Some ideas for Christmas gift exchange are:
- Everyone brings a giftwrapped box containing items to a value of $10 or $20. These are placed on a table and are given at random to members (making sure the member does not receive her own box). The boxes are reused for the next year gifts.
- As above, but another variant can be that the gifts can have a particular theme, or can be in the form of 5 low cost items of a particular type, for example: “One for the bedroom, one for the bathroom, one for the kitchen, one personal and something red”.
- White Elephant exchange – Everyone brings a wrapped up item with a $5 value. The first person picks a wrapped gift at random an opens it. The next person can choose to steal the gift the first person opened, or select a new one. Then the next person has their turn, and so on. When a gift is stolen, the person whose gift was stolen may either replace it with a gift stolen from someone else or select a new gift. The game ends when the last unwrapped gift has been chosen.
- Truth be Told – Have around 10-20 statements written on slips of paper. Everyone starts with a wrapped gift in front of them. When a statement is read out, anyone who answers yes to the statement has to swap their gift with someone else. Statements can be things such as “have you ever gone overseas”, “are you wearing pearls” etc.

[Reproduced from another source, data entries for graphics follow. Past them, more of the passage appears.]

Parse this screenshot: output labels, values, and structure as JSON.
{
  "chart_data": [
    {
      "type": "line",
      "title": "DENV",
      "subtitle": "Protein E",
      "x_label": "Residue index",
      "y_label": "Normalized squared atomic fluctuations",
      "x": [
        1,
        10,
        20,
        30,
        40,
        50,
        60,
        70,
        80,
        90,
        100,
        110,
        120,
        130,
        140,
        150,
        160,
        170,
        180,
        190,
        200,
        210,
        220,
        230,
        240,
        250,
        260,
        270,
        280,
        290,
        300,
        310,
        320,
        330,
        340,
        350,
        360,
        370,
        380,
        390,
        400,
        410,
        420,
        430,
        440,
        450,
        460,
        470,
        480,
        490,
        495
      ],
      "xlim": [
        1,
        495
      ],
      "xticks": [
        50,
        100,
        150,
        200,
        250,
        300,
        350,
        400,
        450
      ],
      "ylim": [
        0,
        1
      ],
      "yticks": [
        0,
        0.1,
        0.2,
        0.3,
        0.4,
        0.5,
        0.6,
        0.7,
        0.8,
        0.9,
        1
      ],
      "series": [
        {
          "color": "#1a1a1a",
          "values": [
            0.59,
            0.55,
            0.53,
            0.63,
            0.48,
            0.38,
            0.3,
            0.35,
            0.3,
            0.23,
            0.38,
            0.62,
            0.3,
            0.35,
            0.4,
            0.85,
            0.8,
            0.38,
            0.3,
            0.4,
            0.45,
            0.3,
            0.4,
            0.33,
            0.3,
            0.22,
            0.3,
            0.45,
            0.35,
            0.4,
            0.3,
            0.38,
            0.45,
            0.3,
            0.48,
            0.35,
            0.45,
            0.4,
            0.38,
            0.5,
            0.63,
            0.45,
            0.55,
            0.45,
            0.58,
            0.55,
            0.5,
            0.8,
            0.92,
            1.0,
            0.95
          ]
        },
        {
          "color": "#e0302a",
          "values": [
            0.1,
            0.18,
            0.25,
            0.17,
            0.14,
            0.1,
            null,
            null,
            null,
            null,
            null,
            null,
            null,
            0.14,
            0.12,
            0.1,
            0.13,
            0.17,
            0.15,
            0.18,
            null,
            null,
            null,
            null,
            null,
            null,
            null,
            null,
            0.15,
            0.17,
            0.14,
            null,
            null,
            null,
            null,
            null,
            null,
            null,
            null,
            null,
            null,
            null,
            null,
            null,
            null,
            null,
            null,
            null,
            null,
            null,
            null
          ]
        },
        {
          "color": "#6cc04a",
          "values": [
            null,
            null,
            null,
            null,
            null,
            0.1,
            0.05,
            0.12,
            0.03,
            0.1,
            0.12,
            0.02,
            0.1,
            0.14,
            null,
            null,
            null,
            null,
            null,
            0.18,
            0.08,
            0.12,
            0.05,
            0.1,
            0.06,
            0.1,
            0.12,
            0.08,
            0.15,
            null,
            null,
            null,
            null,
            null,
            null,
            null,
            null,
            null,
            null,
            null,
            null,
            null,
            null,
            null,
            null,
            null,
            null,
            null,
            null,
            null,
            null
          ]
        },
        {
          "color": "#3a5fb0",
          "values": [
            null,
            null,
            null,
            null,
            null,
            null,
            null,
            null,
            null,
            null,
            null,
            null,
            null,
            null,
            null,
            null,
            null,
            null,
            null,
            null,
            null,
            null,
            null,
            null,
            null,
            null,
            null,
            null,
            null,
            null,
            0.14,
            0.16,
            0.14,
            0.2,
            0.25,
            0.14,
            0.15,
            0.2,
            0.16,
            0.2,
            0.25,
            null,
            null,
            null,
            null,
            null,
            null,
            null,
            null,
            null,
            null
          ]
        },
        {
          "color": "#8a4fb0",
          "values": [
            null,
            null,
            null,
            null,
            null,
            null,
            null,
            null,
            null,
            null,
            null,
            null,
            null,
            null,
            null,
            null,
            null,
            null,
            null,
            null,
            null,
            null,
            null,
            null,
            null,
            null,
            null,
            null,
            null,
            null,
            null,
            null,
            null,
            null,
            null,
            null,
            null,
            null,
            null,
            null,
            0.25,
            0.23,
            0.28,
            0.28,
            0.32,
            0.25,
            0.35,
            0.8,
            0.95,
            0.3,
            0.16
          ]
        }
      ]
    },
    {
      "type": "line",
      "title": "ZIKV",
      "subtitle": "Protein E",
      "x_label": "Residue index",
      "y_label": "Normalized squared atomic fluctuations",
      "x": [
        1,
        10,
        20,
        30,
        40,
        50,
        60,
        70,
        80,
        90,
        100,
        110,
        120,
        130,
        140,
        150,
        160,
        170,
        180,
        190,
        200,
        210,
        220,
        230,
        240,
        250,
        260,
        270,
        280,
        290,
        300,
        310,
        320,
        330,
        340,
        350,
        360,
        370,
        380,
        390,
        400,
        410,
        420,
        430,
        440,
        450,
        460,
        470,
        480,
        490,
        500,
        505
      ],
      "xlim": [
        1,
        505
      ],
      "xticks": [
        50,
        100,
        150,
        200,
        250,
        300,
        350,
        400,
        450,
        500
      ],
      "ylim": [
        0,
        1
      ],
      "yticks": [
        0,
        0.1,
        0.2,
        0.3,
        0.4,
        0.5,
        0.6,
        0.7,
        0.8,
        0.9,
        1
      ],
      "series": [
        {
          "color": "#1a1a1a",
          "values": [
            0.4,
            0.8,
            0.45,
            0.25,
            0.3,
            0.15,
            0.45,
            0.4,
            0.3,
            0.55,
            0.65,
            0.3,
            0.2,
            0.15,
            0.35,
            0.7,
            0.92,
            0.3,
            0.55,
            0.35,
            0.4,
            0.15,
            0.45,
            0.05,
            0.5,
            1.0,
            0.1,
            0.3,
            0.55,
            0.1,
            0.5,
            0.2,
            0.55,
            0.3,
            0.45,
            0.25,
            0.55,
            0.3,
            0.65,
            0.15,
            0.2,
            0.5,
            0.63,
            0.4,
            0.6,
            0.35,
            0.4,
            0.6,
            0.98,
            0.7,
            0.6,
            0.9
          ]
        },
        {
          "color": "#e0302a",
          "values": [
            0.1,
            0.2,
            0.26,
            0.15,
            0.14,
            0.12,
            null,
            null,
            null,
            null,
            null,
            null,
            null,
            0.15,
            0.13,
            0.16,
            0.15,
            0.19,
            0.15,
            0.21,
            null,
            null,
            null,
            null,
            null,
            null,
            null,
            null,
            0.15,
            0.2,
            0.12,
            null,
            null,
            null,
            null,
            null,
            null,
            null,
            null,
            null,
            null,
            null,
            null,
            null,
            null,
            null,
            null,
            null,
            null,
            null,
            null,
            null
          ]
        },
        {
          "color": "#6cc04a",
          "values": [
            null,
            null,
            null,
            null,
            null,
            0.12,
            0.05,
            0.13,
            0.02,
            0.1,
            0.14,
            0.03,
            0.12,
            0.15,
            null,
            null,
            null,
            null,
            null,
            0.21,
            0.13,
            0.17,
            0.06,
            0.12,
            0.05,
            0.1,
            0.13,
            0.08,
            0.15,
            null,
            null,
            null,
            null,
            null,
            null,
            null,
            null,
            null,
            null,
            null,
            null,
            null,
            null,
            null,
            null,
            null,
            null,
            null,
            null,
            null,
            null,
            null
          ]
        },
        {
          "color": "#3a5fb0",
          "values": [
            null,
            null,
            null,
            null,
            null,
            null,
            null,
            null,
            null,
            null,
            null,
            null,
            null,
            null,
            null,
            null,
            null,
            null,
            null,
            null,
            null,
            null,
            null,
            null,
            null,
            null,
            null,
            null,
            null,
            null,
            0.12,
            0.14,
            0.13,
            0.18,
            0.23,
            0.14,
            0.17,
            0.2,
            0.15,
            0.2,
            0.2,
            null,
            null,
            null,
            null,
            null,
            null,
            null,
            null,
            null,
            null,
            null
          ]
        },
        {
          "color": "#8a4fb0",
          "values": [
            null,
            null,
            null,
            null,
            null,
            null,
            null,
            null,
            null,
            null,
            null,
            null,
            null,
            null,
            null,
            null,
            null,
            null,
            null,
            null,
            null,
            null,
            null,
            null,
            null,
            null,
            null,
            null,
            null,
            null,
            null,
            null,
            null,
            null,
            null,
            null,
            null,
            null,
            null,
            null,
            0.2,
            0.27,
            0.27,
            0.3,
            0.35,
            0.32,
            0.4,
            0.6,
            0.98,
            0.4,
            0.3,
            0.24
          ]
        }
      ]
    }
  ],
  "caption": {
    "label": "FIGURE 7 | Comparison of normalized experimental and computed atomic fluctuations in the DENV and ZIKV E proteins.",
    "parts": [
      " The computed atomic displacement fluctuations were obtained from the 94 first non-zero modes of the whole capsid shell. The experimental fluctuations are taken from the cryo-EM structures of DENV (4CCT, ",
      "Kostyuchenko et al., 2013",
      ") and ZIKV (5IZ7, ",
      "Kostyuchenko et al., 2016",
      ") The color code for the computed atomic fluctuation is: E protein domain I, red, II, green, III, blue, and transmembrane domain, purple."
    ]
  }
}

- The Right/Left game – there are several versions of the stories that can be read out, but the way they are played is always the same. You can start with everyone holding a gift, or just use the one gift – and as the story is read out, whenever the word “RIGHT” is spoken, everyone hands the gift to the person on their right. When “LEFT” is spoken, the gift is passed to the person on the left. Some versions also include “ACROSS” where it is passed across the table to the person opposite.